When an experienced mortgage broker starts looking at the interesting opportunities in becoming a mortgage net branch operator, there is one question that is consistently asked often more than any other: Is it better to become an affiliate branch for a direct lender, a mortgage broker or a bank? To answer that million-dollar question, let’s take a quick look at the pros and cons of affiliation with each of these institutions.

Direct Lender, Mortgage Broker or Bank?

First of all, let’s take a quick look at the statistics. According to the industry stats, banks- including Federally Chartered banks- are most likely to fail in the current economy, coming in with a whopping 84% failure rate. Direct lenders and mortgage brokers are doing far better these days, with lenders at a satisfyingly low failure rate of 12 percent, and the percentage of failed mortgage brokers at a mere 4 percent. What does this mean in terms of mortgage net branch affiliation? Common sense says that the best bet is to affiliate with the companies least likely to fail. Here, the direct lenders and mortgage brokers clearly win out over any type of bank.
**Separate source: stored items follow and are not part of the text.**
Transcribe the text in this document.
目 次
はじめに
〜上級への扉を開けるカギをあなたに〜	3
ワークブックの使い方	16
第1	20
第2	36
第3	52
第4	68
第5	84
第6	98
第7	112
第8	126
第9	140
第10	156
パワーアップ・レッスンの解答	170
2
Another effect of the straining economy is the tightening up of the credit score standards and hiring restrictions for loan officers and mortgage brokers who wish to work with an affiliated company under the net branch system. Among other hiring restrictions, banks and direct lenders are required to veto the hiring of anybody with a credit score lower than 620. Because mortgage brokers are only limited by state guidelines, which tend to follow more relaxed standards, mortgage brokers and loan officers looking to get in on a net branch opportunity will have a wider range of options available to them, and will likewise have a larger pool of talent to recruit employees from. Within the net branch structure, loan originators are also significantly more limited in their product offerings and constraints when working for a direct lender or bank. Mortgage brokers have a wider range of options and fewer constraints because they aren’t stuck with one particular lender. In terms of flexibility, the mortgage brokers seem to be nosing out both banks and direct lenders.
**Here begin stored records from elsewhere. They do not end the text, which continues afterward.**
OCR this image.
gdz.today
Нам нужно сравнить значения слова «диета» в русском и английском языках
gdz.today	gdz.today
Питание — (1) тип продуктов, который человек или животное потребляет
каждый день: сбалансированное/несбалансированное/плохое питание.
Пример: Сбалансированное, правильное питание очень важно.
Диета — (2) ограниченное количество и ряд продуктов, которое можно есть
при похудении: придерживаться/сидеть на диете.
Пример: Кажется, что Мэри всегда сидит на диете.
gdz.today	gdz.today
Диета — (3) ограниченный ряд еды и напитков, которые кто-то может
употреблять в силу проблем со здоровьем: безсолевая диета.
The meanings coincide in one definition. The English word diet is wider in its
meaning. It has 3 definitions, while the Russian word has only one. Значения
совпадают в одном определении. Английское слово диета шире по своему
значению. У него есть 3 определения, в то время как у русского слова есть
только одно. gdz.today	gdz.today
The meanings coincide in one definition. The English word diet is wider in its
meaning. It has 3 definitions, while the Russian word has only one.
So far, the score seems to be banks at zero, direct lenders at one, and mortgage brokers in the lead with three affiliation plus factors. Neither banks nor direct lenders are down for the count, however. Direct lenders and banks do typically give their affiliated net branch companies better access to loan underwriting than mortgage brokers. Although internal company structures can vary, that does gives banks a much needed plus factor to get their affiliation score above the zero mark, and puts direct lenders back in the game with the mortgage brokers.

On the other hand, mortgage brokers generally get lower pricing than is available to the loan officers working with direct lenders or banks, giving net branch loan officers affiliated with brokers an edge over the competition. Although it hasn’t always been the case, current loan closing stats indicate that mortgage broker affiliated officers are closing loans more quickly than those affiliated with direct lenders or banks, and receive payment on the loans they originate more quickly as well. The bottom line seems to be that although all three institutions have some advantages, the best bet for a successful net branch company is affiliation with a mortgage broker.